Vous l’aurez donc compris, Moise Katumbi n’a pas fait que lancer seulement son parti. Il a aussi été désigné candidat pour les élections générales prévues pour se tenir le 23 décembre prochain.

Soit dit en passant, le richissime homme d’affaires congolais bénéficie du soutien d’une quinzaine de partis politiques qui entendent le porter à la tête de la RDC en proie à la violence sociopolitique depuis que le président Joseph Kabila ne fait plus mystère de sa volonté de se maintenir au pouvoir. Seulement voilà ! Le tout n’est pas de se porter candidat.
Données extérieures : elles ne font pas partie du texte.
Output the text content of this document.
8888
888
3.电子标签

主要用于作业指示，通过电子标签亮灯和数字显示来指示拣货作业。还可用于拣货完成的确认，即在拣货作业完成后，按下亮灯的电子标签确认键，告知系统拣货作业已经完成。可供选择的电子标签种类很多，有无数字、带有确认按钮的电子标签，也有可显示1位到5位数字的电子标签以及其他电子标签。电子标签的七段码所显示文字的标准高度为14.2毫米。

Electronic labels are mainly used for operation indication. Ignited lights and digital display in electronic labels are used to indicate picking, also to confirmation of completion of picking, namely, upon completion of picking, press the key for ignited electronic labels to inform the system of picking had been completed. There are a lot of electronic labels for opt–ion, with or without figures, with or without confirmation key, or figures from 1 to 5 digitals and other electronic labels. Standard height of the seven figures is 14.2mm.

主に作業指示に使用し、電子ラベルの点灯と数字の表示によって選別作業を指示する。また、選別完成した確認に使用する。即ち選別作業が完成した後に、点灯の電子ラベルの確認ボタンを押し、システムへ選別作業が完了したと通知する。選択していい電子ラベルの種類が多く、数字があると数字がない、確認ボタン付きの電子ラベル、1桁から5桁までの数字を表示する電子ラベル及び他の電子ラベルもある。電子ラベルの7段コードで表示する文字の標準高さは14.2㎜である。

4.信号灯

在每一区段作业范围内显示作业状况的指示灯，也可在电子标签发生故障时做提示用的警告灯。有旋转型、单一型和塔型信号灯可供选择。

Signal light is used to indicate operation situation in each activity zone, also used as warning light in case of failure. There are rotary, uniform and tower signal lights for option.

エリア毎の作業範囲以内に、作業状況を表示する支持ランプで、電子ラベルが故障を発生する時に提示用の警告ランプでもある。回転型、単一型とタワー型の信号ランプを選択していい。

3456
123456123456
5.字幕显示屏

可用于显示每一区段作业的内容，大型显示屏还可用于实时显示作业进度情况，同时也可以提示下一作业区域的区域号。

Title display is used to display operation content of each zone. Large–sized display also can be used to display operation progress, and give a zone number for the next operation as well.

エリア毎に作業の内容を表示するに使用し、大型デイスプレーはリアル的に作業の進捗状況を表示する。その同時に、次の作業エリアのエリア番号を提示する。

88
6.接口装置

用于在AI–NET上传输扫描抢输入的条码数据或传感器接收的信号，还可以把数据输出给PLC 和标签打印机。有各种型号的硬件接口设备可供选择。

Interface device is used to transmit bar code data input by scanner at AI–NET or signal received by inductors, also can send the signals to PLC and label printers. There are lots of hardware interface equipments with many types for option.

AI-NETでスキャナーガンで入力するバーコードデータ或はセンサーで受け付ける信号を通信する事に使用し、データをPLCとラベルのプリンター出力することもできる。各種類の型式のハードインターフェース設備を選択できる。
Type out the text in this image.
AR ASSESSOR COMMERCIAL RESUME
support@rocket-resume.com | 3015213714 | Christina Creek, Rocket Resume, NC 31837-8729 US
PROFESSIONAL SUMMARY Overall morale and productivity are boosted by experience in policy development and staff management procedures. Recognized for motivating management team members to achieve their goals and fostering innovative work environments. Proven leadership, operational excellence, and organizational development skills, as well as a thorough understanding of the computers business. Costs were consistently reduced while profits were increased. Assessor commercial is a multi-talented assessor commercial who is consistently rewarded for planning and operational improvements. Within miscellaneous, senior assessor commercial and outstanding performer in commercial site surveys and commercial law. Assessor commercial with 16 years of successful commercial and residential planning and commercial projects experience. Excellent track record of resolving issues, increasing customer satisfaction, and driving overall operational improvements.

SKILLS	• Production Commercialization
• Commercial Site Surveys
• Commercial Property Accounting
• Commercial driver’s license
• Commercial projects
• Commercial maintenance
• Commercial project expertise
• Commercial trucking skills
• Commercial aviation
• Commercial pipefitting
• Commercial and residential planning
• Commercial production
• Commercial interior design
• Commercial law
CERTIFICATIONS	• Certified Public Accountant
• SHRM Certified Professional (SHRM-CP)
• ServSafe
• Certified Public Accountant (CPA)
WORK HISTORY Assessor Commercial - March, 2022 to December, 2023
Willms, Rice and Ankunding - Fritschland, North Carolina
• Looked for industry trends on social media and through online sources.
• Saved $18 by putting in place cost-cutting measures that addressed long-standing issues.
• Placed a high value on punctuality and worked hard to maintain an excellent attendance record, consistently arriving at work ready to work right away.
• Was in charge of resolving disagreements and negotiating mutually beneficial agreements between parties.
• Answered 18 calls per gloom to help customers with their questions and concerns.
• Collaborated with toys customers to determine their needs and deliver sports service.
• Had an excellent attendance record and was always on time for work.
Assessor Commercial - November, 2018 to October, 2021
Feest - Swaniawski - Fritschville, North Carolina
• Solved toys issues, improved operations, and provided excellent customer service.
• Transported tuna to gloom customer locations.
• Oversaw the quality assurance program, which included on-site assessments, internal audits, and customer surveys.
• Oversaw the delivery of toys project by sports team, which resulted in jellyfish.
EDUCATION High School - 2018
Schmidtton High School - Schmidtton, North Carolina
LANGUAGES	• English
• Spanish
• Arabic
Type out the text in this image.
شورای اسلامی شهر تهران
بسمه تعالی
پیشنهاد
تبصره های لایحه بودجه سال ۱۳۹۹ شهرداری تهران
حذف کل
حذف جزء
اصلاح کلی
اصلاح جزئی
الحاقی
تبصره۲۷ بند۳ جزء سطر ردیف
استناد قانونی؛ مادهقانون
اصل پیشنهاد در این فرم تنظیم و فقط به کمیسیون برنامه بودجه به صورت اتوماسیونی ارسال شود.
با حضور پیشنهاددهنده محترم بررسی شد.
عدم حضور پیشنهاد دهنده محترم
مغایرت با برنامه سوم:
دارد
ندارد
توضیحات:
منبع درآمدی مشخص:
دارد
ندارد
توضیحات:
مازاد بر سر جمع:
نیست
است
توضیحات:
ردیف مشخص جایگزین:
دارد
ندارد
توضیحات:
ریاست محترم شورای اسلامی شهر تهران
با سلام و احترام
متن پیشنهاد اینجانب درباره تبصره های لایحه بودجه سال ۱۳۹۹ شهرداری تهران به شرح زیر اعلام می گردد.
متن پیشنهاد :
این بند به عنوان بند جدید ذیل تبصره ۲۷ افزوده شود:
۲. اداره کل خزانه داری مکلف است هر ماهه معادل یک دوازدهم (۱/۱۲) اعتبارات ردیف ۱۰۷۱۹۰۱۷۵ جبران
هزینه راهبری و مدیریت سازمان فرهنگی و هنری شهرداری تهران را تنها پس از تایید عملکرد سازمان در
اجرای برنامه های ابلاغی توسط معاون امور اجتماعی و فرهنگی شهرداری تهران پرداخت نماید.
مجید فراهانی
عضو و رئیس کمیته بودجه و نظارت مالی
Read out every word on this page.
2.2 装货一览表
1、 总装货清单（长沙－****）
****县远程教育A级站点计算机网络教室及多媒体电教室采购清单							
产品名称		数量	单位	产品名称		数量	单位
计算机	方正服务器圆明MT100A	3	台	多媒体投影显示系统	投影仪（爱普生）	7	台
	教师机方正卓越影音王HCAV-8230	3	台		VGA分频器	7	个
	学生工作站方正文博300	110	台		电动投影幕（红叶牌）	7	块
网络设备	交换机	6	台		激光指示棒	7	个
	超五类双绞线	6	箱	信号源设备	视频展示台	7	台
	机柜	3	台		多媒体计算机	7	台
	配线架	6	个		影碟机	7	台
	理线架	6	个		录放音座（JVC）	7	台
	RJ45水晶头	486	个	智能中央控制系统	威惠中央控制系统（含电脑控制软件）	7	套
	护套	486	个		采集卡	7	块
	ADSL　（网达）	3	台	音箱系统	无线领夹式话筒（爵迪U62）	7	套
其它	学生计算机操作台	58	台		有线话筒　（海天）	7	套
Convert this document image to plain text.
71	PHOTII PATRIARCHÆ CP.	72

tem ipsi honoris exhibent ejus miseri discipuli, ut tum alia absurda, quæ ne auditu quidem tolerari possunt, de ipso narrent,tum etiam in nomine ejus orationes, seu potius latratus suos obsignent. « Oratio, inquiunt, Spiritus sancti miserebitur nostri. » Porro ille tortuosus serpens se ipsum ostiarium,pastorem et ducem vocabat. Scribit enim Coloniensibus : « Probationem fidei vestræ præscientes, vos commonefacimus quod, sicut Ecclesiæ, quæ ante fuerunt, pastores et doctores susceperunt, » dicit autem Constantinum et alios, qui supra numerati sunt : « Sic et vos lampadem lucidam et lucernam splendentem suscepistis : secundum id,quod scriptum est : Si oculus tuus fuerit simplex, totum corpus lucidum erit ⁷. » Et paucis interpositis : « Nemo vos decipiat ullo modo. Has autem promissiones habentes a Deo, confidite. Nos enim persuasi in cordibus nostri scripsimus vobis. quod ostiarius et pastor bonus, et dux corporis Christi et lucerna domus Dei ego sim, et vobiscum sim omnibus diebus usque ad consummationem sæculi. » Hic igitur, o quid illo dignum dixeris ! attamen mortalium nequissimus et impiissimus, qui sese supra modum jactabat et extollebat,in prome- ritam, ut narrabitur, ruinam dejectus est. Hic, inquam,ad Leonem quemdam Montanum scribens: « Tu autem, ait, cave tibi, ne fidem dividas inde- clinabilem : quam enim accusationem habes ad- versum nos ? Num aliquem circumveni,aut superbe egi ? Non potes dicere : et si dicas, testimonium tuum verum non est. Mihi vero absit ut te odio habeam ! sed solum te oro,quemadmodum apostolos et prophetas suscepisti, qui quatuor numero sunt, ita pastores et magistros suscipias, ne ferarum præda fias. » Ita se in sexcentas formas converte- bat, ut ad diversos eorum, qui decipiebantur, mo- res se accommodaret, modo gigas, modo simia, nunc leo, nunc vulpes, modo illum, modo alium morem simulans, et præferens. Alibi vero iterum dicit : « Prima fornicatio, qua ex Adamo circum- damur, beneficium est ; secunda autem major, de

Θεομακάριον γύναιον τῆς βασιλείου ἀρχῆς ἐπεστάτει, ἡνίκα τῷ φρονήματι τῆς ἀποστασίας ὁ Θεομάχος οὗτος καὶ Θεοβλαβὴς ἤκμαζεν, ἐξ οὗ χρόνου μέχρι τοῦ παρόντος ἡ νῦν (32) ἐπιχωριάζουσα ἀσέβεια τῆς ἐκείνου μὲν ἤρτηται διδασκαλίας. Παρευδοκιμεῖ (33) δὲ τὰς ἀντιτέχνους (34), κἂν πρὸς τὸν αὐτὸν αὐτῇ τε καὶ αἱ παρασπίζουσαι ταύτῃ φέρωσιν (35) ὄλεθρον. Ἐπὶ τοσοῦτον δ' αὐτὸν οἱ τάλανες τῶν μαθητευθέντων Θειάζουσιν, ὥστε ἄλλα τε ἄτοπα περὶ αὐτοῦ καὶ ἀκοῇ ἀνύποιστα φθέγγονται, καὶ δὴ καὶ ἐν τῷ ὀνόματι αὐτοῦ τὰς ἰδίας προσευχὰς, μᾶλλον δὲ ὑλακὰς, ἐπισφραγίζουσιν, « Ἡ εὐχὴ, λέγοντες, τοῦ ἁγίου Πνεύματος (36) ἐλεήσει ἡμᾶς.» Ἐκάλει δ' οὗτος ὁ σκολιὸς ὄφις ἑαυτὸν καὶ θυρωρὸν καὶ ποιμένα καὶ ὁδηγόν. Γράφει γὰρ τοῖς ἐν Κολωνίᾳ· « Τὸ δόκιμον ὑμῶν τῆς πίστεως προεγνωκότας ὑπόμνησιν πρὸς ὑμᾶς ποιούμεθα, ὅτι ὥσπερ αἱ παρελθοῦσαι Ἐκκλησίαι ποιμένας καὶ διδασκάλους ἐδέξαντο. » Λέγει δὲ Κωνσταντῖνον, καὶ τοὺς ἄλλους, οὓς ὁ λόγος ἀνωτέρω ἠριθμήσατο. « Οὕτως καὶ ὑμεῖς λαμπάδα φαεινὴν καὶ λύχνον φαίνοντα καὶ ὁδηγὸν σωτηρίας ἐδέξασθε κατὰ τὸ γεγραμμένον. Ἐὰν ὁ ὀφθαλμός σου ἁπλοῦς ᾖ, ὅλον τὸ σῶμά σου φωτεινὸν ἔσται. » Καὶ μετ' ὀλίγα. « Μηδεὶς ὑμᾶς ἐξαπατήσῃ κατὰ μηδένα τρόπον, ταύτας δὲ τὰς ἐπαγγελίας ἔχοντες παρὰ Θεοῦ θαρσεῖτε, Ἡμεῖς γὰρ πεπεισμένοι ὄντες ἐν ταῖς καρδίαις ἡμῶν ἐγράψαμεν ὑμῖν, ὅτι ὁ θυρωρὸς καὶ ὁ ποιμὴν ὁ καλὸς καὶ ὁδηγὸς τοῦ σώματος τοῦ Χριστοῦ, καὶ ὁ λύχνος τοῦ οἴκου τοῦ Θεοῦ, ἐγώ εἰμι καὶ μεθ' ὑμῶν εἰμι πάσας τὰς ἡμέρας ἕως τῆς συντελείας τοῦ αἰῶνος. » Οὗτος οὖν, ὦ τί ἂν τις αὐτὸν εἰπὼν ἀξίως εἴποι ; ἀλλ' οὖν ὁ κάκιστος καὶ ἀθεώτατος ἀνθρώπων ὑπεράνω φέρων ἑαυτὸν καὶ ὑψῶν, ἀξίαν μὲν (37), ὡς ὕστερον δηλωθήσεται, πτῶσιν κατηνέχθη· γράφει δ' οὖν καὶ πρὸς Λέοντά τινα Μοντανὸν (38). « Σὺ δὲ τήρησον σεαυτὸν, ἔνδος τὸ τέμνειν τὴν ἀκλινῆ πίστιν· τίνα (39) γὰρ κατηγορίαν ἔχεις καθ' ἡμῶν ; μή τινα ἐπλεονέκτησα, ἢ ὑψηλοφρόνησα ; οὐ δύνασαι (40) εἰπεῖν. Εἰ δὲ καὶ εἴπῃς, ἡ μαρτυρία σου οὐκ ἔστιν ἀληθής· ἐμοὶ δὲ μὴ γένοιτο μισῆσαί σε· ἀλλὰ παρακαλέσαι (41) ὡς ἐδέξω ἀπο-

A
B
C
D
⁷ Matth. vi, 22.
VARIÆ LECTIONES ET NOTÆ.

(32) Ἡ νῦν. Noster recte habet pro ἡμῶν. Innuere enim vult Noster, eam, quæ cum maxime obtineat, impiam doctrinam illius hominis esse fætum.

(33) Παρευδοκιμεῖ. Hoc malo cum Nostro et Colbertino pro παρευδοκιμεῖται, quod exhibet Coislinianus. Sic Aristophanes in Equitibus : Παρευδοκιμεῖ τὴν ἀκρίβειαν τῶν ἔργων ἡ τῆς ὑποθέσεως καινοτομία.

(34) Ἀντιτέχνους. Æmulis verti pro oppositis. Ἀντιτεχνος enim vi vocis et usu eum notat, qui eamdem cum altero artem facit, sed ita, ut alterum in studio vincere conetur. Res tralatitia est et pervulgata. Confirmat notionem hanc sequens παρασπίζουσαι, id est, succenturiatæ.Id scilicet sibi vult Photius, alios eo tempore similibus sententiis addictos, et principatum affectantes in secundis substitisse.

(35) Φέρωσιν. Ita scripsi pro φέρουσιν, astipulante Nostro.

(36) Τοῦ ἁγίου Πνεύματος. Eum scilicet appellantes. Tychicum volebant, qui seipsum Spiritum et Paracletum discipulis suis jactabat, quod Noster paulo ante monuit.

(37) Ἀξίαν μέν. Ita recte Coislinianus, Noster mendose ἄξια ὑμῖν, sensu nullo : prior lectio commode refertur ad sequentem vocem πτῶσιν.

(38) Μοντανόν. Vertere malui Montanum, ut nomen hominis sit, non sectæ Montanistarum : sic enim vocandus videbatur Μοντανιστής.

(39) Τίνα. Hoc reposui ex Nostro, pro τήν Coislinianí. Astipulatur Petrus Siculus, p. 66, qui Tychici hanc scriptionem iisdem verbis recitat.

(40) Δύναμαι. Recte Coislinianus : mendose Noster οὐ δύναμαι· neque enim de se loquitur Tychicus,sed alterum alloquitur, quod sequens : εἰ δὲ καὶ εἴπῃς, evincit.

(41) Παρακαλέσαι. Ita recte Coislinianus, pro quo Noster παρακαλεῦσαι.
L’Accord de la Saint-Sylvestre n’engage que ceux qui y croient

Car, sous le coup d’une condamnation à trois ans de prison ferme dans une affaire d’immobilier dans son pays, Moise Katumbi vit en exil depuis près de deux ans en Belgique. Quand et comment compte-t-il rentrer au pays quand on sait que les autorités ont promis de l’arrêter au bas de la passerelle dès sa descente d’avion ?

La question reste posée ; cela d’autant que Katumbi, même investi candidat de son parti, n’a pas osé lui-même avancer une date pour son retour au bercail.

Peut-être espère-t-il la mise en œuvre prochaine de l’Accord politique de la Saint-Sylvestre 2016, qui, en plus de l’élargissement de tous les détenus politiques, prévoit, entre autres, l’abandon des poursuites judiciaires à son encontre.

Mais là, ce serait faire preuve d’une grande naïveté puisque pour le pouvoir congolais, l’Accord de la Saint-Sylvestre n’engage que ceux qui y croient. A preuve, même l’église catholique qui a tout mis en œuvre pour parvenir à cet accord qui avait suscité beaucoup d’espoirs, en a pris aujourd’hui pour son grade.

En témoigne la répression sanglante dont ses manifs de rues sont l’objet et ce, depuis le 31 décembre 2017. Au moins une vingtaine de personnes ont été laissées sur le carreau, sans compter les enlèvements et les menaces de mort dont sont victimes certains prélats.